Second, the possible effects of adjuvant chemotherapy on prognosis were not considered. In their study, 154 of 383 (40.2%) patients with stage IA adenocarcinomas including 71 of 116 (61.2%) with STAS received adjuvant chemotherapy. The Japan Lung Cancer Research Group on Postsurgical Adjuvant Chemotherapy (15) performed a phase 3 trial, in patients with completely resected pathologic stage I adenocarcinomas, comparing oral uracil-tegafur (250 mg of tegafur per m2 of body-surface area per day) for 2 years without chemotherapy, and concluded that uracil-tegafur significantly improved survival after complete resection. Interestingly, benefits from adjuvant chemotherapy depend on the histologic subtype of lung adenocarcinoma. Tsao et al. (16) analyzed 1,766 patients from several adjuvant chemotherapy clinical trials for lung adenocarcinomas, and showed that patients with solid and micropapillary-predominant adenocarcinomas experienced the most benefits from adjuvant chemotherapy. Given that patients with solid and micropapillary-predominant adenocarcinomas reportedly have a high prevalence of STAS (6,8,9), adjuvant chemotherapy might have affected the results of the study by Dai et al. (10). Therefore, subgroup analyses for STAS in patients with or without adjuvant chemotherapy are warranted.
Third, there have been conflicting reports on the prognostic significance of STAS in lobectomy vs. limited resection. Kadota et al. (6) showed that the presence of STAS increased a risk of recurrence in patients who had undergone limited resection, but not in those with lobectomy, while some studies reported the similar, negative prognostic impact of STAS in patients with lobectomy (9,13). In the study by Dai et al., the type of surgery may have limited impact on prognosis, since 95% of the patients had undergone lobectomy. An assessment on the prognostic impact of SATS in the subgroup of patients with lobectomy would have been insightful, however.
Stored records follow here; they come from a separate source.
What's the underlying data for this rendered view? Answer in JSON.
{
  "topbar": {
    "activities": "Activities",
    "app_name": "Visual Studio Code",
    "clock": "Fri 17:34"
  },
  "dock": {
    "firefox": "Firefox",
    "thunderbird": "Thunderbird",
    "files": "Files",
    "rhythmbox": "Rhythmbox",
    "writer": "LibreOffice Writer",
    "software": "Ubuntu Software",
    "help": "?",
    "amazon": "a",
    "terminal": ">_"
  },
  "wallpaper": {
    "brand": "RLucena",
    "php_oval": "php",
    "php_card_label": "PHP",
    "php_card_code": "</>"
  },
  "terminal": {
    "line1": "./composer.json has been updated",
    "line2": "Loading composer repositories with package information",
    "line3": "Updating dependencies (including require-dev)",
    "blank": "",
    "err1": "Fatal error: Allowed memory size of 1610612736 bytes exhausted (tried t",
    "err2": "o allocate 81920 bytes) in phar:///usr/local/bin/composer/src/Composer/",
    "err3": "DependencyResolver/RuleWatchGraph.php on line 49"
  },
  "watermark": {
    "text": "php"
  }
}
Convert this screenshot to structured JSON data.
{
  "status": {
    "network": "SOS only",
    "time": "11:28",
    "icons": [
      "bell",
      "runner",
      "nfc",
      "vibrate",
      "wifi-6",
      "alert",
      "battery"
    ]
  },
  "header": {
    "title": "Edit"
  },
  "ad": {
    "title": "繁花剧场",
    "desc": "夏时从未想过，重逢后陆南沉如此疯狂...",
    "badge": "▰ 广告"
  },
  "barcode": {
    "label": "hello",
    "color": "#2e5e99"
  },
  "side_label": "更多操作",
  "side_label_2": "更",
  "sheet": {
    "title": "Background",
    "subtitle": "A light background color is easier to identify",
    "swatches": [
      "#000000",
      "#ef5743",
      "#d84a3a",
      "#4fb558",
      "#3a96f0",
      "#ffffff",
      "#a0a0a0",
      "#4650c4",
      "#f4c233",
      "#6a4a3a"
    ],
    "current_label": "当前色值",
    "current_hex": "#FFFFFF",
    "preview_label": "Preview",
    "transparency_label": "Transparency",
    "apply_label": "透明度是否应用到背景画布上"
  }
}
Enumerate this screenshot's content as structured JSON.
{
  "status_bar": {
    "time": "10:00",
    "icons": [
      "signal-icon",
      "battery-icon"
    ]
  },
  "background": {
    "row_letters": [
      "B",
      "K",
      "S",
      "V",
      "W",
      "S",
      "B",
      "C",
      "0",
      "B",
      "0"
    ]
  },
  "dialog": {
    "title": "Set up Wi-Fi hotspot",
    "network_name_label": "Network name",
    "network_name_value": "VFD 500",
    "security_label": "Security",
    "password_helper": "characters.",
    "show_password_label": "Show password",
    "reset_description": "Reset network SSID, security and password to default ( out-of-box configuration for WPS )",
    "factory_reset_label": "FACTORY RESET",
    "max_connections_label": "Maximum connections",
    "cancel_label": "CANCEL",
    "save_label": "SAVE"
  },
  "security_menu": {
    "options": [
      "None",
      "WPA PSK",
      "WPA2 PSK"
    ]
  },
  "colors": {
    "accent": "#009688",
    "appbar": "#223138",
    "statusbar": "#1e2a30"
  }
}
Although several studies have shown that STAS is a marker of worse prognosis in resected lung adenocarcinomas, it is worth noting that some of the observed STAS may have been artifacts made during sectioning of lung resection specimens. Thunnissen et al. (17) named this phenomenon spreading through a knife surface (STAKS). Blaauwgeers et al. (18) performed a prospective, multi-institutional study to confirm the concept of STAKS, and concluded that about 90% of the floating tumor cells and clusters (“STAS”) could be explained by mechanical artifacts made by blades/knives. In contrast, Yagi et al. (19) performed a 3D reconstruction analysis and showed that most STAS were not ‘free-floating’, but rather, attached to alveolar walls. They concluded that most STAS were not artifacts, but a non-contiguous spread form. Thus, the concept of STAS is still debatable. However, given that STAS is one of several independent prognostic factors, including the histologic subtype of lung adenocarcinoma and tumor stage, the presence of single or clusters of tumor cells in air spaces away from the tumor boundary is likely indicative of aggressive biology of the tumor, irrespective of how they are generated.
In conclusion, the study by Dai et al. (10) is the first to demonstrate the influence of STAS on staging. This is an important advancement in the research of STAS, and if additional, large scale studies confirm their findings, inclusion of STAS as a parameter of lung cancer staging may be considered.
Conflicts of Interest: M Mino-Kenudson serves as a consultant for Merrimack Pharmaceuticals and H3 Biomedicine, and as an advisory board member for Roche. H Uruga has no conflicts of interest to declare.